By Julian Menendez | Staff Writer
Iron Lung is a sci-fi horror film based on an indie game of the same name, directed, written, and starring Mark Fishbach. Known online as Markiplier, Fishbach built his career as a gaming YouTuber focused on personality-driven content.
Over the years, he has also self-directed several ‘choose your own adventure’ series, all starring himself. Iron Lung marks his debut as a feature-length film director, while still staying true to his roots.

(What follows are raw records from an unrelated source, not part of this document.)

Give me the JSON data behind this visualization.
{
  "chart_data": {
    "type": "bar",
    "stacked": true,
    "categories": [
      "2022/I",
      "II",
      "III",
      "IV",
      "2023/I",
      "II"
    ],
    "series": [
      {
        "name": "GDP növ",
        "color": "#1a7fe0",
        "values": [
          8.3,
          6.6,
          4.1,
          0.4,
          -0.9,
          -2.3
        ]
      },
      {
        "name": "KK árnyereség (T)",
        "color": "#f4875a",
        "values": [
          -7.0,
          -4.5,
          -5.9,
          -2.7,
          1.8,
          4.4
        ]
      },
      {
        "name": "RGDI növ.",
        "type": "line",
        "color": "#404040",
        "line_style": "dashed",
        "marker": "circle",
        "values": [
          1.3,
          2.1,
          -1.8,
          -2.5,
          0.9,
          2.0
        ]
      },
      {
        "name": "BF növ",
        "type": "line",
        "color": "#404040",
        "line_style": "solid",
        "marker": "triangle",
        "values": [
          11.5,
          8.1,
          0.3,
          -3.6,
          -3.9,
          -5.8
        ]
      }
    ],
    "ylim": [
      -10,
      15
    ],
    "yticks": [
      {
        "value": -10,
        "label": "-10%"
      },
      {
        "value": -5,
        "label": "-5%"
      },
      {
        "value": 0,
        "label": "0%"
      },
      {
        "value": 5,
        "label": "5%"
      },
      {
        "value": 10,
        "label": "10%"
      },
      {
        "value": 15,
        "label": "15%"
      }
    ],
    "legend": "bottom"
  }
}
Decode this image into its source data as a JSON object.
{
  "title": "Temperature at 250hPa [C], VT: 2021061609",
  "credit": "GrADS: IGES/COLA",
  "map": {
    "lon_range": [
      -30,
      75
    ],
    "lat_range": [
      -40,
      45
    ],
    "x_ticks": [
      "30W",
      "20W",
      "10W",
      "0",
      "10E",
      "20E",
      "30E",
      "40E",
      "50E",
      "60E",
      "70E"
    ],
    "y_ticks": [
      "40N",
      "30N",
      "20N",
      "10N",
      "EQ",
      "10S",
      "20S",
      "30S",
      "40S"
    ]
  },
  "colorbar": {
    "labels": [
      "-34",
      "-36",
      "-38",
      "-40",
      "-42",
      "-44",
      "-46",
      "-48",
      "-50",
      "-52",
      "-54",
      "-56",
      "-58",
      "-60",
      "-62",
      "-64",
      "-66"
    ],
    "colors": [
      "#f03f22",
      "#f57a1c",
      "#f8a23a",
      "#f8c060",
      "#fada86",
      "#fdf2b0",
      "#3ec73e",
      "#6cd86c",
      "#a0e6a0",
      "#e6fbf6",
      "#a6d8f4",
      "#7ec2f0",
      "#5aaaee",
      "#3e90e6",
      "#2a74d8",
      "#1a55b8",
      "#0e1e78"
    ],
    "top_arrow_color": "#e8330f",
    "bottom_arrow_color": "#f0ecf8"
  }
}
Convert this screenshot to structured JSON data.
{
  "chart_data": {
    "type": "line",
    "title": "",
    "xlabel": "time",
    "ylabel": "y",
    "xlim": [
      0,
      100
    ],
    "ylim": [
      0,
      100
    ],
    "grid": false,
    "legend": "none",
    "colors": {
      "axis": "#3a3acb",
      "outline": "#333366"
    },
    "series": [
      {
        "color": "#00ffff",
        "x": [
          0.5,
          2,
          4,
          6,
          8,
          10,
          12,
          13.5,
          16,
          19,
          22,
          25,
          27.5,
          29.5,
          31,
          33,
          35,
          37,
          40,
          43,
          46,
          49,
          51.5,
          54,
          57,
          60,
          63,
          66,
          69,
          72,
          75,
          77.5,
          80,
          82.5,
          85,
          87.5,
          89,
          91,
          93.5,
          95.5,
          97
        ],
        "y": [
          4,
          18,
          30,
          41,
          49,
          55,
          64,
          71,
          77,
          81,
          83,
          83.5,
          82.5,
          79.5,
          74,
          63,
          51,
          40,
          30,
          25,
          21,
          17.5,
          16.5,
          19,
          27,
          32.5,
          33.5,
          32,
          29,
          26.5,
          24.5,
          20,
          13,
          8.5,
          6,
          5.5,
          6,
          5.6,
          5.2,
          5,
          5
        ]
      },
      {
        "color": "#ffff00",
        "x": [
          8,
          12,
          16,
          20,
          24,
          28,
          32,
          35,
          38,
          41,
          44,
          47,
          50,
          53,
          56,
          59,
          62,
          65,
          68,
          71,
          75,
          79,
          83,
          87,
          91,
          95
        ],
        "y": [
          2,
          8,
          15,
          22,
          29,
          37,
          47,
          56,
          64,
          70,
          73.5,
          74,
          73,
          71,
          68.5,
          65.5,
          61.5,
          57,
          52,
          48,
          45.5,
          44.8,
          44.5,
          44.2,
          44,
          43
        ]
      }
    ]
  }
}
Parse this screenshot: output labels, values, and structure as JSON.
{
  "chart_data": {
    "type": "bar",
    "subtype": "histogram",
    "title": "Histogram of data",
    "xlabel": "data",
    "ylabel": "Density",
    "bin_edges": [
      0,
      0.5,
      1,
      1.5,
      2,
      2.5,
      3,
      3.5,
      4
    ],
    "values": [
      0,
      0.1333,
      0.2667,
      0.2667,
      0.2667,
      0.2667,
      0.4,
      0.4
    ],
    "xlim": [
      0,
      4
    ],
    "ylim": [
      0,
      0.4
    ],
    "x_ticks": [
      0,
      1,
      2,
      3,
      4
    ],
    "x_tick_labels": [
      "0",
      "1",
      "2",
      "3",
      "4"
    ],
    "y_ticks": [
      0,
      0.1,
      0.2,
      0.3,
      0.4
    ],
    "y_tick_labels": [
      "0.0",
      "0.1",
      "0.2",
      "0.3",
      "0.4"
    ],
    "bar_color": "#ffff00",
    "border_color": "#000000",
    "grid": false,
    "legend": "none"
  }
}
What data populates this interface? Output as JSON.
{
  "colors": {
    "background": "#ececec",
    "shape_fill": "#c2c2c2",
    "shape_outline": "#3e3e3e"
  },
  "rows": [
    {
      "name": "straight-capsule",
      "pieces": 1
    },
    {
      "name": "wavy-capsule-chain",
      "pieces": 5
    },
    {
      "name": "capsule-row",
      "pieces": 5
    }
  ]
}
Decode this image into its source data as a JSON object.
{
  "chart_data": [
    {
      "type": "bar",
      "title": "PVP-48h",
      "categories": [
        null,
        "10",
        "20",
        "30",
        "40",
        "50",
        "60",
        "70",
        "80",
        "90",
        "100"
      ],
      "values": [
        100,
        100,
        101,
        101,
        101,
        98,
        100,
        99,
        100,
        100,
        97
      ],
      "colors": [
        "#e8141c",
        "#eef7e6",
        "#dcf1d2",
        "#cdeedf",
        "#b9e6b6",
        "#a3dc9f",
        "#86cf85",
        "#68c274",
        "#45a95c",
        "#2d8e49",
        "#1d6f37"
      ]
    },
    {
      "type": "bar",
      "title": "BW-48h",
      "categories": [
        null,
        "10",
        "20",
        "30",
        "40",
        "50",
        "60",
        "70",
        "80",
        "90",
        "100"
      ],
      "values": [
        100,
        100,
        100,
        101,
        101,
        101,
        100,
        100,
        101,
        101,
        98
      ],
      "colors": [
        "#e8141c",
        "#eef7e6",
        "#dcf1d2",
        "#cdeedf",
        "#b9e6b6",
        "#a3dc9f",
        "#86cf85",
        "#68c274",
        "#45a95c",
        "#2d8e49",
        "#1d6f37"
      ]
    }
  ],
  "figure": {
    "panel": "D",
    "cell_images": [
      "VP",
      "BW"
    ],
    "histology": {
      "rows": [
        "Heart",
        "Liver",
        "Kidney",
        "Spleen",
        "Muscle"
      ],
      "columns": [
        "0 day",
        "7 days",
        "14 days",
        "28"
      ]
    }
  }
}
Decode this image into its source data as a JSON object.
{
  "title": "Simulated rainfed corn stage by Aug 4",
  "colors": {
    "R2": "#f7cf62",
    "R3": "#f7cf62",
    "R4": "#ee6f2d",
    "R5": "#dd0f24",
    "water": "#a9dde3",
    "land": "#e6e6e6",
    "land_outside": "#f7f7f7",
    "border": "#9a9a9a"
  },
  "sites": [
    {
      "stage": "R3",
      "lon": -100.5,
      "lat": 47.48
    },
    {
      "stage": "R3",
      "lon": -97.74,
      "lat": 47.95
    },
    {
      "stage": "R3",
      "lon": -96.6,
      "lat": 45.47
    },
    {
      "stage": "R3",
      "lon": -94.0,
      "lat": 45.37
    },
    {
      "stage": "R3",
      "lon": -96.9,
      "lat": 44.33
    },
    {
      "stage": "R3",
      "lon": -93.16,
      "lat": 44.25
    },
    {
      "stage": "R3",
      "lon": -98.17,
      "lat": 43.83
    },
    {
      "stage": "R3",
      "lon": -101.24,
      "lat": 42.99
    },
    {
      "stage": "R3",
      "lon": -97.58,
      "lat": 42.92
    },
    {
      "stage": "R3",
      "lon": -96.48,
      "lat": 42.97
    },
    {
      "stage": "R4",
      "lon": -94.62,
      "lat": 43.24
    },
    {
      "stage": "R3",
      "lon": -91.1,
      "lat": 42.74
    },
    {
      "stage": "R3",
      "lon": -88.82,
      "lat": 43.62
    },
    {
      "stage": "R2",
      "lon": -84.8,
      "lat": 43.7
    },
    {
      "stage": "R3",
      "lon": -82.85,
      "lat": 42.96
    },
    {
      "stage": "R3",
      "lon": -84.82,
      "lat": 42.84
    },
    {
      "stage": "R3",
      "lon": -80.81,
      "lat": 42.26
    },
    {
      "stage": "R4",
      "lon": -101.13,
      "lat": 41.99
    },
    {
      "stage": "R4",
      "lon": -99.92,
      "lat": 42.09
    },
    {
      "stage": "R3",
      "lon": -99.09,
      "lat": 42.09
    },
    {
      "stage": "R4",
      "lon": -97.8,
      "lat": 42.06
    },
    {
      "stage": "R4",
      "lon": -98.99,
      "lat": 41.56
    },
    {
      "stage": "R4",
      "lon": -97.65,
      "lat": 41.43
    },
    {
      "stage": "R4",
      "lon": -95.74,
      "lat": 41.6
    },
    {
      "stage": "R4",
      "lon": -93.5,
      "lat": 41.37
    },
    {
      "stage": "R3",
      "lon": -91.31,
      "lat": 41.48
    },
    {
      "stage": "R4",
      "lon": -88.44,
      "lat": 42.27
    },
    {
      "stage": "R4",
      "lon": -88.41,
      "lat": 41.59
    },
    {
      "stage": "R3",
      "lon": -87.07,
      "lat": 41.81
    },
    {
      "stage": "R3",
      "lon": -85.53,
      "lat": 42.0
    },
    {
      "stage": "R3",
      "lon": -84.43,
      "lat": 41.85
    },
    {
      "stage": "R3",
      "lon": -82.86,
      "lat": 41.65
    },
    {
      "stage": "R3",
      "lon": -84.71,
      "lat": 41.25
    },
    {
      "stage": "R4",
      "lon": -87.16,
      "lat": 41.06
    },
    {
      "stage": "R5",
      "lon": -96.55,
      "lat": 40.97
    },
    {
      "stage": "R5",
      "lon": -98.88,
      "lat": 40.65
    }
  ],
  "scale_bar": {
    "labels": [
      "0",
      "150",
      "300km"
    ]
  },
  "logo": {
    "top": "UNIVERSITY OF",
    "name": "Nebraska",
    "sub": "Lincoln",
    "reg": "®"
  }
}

The movie is immediately effective. From the first scene, you’re pulled straight in, quickly introduced to the film’s universe and central premise. It feels surprisingly polished, reminiscent of a much higher-budget production. Strong voice acting, unsettling imagery, and implication-driven storytelling set the tone early, but it’s the sound design that does much of the heavy lifting.
Every creak of the submarine, every distortion in the intercom, and every mechanical whirr of the camera feels deliberate. The submarine itself feels heavy, like it has real mass pressing in on you.
Nearly every aspect of the film felt like it was specifically engineered to provoke dread and anxiety. The music rises constantly, rarely offering release, and when it does, it’s somehow worse. Those moments of quiet feel dangerous, unnerving. The claustrophobic, grimy submarine, its permanently closed viewport, and a single external camera with immense shutter lag all add to a suffocating tension.
The film also withholds information almost entirely. We follow a lone prisoner piloting the submarine on a vague, dangerous mission, drip-fed only fragments about the world and the blood-filled ocean outside. Rather than clarifying the situation, small moments of exposition force the viewer to share in the protagonist’s confusion and uncertainty.
This is a kind of movie that keeps you constantly thinking and theorizing, constantly trying to piece together what’s going on. Over a two-hour-and-seven-minute runtime, that can become draining, especially since some scenes linger longer than necessary. While I personally found the sustained confusion effective, I can see how that approach might not work for everyone.
Aside from its length, the writing felt strong and purposeful. The plot never felt clichéd or predictable; I was consistently lost in the best way possible. The psychological elements were particularly effective, and the character work felt grounded.
The film convincingly portrays the mental deterioration of someone who willingly agrees to be welded inside a metal tube smaller than an F-150. Watching that steady psychological decline as he explores the dreadful unknown feels disturbingly believable, despite the world itself feeling implausible.
As a longtime fan of Markiplier, I walked into the theater excited but with carefully managed expectations. Being handed a pink mustache, a classic symbol of Markiplier’s YouTube career, only heightened that anticipation.
When the credits rolled, the first thing I said to my friends was, “I think that was a good movie.” Iron Lung is a successful debut that works well as a psychological thriller and leaves me genuinely excited to see what Fishbach does next.